Oahu residents’ electric bills increased in March for the fifth straight month.
Hawaiian Electric Co.’s bill for an Oahu household using 500 kilowatt-hours rose 45 cents from February to $143.26, or 26.6 cents a kilowatt-hour. Last month’s bill of $142.81 was $7.42 higher than January, when the bill was $135.39.
HECO spokeswoman Shannon Tangonan said in an email that Oahu bills ticked up in March because of “higher fuel and purchased power costs.”
The cost of electricity in the state is double the national average, as Hawaii residents paid an average of 27.68 cents a kilowatt-hour for electricity in December. The national average was 12.21 cents in the same month, according to the latest figures from the U.S. Energy Information Administration.
Hawaii’s high rates are largely due to the state’s dependence on imported oil for most of its power — the state spent $5.4 billion on petroleum in 2014, according to the EIA.
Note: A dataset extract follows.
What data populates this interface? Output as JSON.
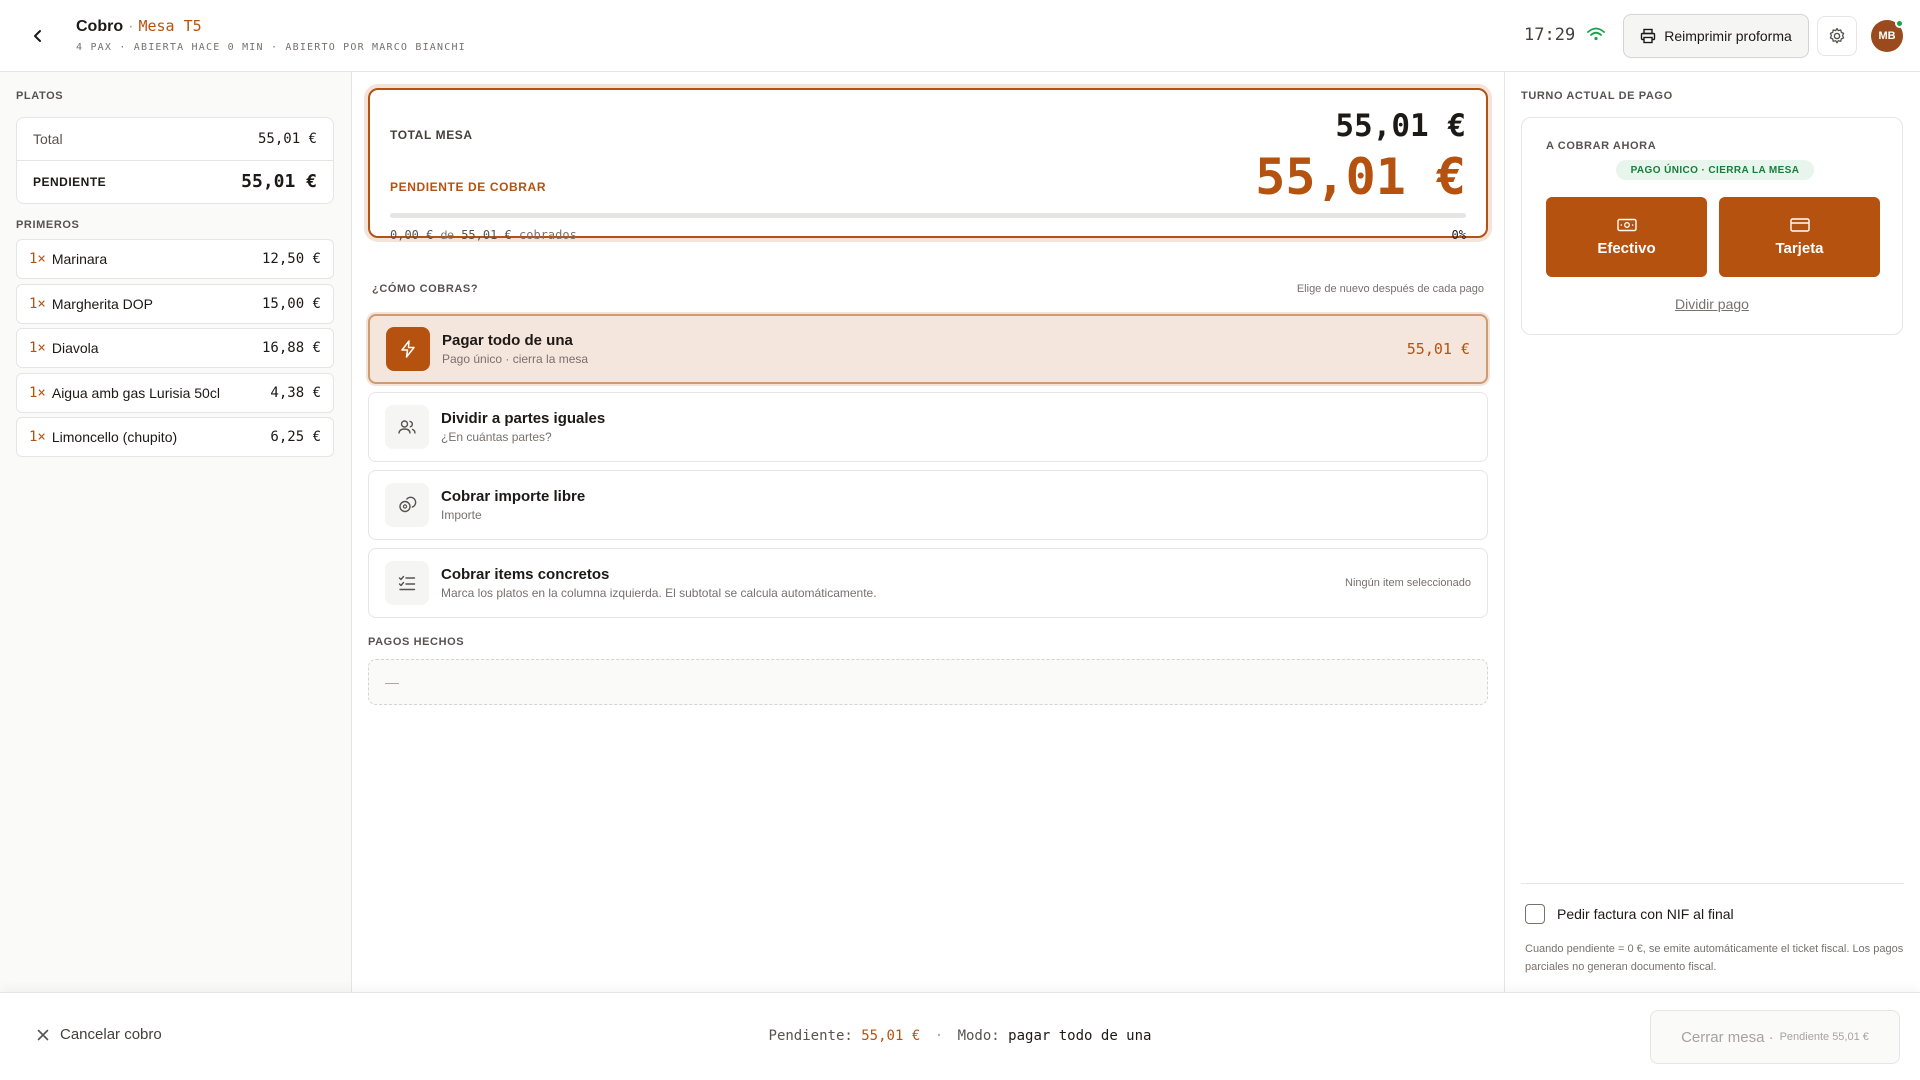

In 2015, HECO’s energy mix was roughly 71.1 percent oil on Oahu. HECO imports oil primarily from Southeast Asia and the Middle East. Other states use a combination of energy resources such as natural gas, hydroelectric power, coal and nuclear power.
Oahu’s neighbor island bills saw higher increases in March.
The residential cost for Hawaii Electric Light Co. customers on Hawaii island is $166.31, or 30.9 cents a kilowatt-hour. March’s bill saw an increase of nearly $4 from $162.87, or 30.2 cents a kilowatt-hour, in February.
Maui Electric Co. customers saw nearly a $5 increase in March due to extra costs at the island’s wind facilities.
“On Maui, the main reason was more purchased power (wind) in the production mix,” Tangonan said.
The average bill for a Maui household using 500 kilowatt-hours is $148.32, or 27.7 cents a kilowatt-hour. In February, the bill was $143.65, or 26.8 cents a kilowatt-hour.
Customers on Molokai and Lanai also paid higher bills in March compared with February.
MECO customers on Molokai using 400 kilowatt-hours of electricity are paying an average of $140.61, or 32.7 cents a kilowatt-hour. In February, the bill was $137.70, or 32 cents a kilowatt-hour.
Lanai residents using 400 kilowatt-hours of electricity are paying $143.21, or 33.4 cents a kilowatt-hour. In February, residents paid $142.24, or 33.1 cents a kilowatt-hour.
Bills on Lanai and Molokai are calculated based on a typical household using 400 kilowatt-hours of electricity in a month. This is due to lower energy use compared with Maui, Hawaii island and Oahu, HECO said.
HECO, MECO and HELCO monthly bills include the cost for kilowatt-hours used, plus other charges.
The Kauai Island Utility Cooperative’s rate increased to 33.07 cents a kilowatt-hour in March. In February, the rate was 32.8 cents a kilowatt-hour. The typical bill for a household using 500 kilowatt-hours in March, including a $10.58 customer base charge, is $175.93.